Ein Ginko für 20 Jahre DONUM VITAE in Bayern

DONUM VITAE in Bayern Landesvorsitzende Prof. Dr. Sabine Demel, Gründungsvater Dr. Walter Bayerlein, Pfarrer David Theil und Staatssekretärin Carolina Trautner bei der Baumpflanzaktion (von rechts) Quelle: StMAS.
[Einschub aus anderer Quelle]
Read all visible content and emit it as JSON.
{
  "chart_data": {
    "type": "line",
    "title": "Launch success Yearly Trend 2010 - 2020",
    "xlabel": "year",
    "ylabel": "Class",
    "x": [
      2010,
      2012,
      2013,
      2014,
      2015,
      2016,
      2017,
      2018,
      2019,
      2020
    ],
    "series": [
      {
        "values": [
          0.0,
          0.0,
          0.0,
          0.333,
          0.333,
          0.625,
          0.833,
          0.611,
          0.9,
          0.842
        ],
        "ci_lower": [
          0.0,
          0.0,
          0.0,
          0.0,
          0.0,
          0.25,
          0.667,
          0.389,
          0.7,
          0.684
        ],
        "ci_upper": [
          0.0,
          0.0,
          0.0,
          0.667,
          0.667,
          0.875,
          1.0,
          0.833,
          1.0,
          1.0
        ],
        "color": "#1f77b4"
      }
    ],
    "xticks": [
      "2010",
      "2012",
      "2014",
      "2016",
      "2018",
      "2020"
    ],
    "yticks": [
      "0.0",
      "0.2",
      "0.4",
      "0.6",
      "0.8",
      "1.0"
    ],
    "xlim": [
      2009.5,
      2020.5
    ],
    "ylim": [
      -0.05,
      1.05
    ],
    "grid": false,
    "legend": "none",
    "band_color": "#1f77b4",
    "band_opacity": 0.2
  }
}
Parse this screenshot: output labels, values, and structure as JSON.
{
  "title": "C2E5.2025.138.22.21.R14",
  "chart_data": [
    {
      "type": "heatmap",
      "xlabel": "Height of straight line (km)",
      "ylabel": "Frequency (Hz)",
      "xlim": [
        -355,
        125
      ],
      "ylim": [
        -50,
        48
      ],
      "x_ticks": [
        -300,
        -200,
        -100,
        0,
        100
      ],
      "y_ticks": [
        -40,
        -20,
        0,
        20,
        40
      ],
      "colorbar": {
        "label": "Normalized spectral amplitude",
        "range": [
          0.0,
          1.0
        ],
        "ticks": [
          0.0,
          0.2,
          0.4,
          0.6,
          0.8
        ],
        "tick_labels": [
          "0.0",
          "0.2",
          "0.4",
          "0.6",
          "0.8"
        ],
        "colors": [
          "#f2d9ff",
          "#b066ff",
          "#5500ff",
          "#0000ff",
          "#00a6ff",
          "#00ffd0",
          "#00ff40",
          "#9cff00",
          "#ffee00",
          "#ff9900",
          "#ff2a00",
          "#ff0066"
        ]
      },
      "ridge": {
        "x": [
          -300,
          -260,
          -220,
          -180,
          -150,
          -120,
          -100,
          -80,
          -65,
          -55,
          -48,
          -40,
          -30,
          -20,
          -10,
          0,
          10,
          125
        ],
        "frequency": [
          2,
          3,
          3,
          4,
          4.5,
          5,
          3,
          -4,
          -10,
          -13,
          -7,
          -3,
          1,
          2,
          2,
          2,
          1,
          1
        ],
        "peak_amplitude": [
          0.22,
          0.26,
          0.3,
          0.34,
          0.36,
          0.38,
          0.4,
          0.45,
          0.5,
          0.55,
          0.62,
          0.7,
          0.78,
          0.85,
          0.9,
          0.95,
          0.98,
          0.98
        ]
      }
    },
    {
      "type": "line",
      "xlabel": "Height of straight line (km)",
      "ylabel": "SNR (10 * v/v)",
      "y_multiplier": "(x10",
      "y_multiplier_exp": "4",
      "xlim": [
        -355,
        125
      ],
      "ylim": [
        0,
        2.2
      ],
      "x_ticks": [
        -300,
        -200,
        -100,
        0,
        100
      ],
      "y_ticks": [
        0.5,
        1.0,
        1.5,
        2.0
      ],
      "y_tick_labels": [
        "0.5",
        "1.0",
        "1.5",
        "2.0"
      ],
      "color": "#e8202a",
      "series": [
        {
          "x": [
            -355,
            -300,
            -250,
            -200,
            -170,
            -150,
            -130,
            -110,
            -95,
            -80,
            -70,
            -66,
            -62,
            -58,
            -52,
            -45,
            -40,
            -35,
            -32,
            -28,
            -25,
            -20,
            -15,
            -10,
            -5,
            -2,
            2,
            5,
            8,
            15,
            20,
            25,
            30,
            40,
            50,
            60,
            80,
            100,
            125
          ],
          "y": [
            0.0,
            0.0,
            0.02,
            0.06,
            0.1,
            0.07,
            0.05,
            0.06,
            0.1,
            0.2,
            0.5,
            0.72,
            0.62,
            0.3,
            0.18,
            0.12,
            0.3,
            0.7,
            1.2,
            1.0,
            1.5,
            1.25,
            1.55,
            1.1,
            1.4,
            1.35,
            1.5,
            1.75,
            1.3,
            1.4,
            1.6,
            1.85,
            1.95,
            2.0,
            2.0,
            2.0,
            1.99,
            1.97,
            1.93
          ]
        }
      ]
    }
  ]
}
Symbolische Baumpflanzaktion im Garten des Sozialministeriums

München (27.11.2019): Ein Ginko-Baum und eine Gedenkplatte zieren jetzt offiziell das Gelände des Sozialministeriums. Anlass ist das 20-jährige Bestehen von DONUM VITAE in Bayern, an das mit einer symbolischen Pflanzaktion erinnert wurde. Landesvorsitzende Prof. Dr. Sabine Demel, Staatssekretärin Carolina Trautner, der Münchner Stadtdekan Pfarrer David Theil sowie DONUM VITAE in Bayern Gründungsvater Dr. Walter Bayerlein griffen zum Spaten und versorgten den jungen Ginko mit Erde und Wasser. Wasser, das von der Beratungsstelle Passau beigesteuert wurde und von den Flüssen Donau, Inn und Ilz stammt. Der Ginko habe viele Gemeinsamkeiten mit DONUM VITAE in Bayern, unter anderem sei er anfangs sehr klein und schlank, bekomme aber im Laufe der Jahre eine mächtige Krone und könne bis zu 40 Metern hoch werden. „Ebenso wie der Ginkobaum haben wir in schlanker und schmaler Form angefangen, zählen aber heute inzwischen 20 Beratungsstellen mit zahlreichen Außenstellen, sind also schon zu einer mächtigen Krone eines mittelständischen Unternehmens geworden, das 200 Mitarbeitende zählt“, sagte Landesvorsitzende Prof. Dr. Sabine Demel. Außerdem werde der Ginko „Baum gegen das Vergessen“ genannt. Auch DONUM VITAE in Bayern könne man als „Verein gegen das Vergessen“ bezeichnen. „Gegen das Vergessen, dass in Not nicht eine Lehre, nicht ein Prinzip, nicht das Ansehen einer Institution oder Autorität die höchste Priorität hat, sondern allein der konkrete Mensch.“ Staatssekretärin Trautner zeigte sich in ihrem Grußwort beeindruckt vom Einsatz und der „großartigen“ Arbeit sowie von der Vielfalt des Beratungsangebots von DONUM VITAE in Bayern. „Sie sind eine wertvolle Stütze unserer Bayerischen Familienpolitik“, lobte Trautner. Sie freue sich, dass dieser Ginko-Baum, der ein Symbol für das Leben sei, auf dem Gelände des Sozialministeriums eine neue Heimat gefunden habe.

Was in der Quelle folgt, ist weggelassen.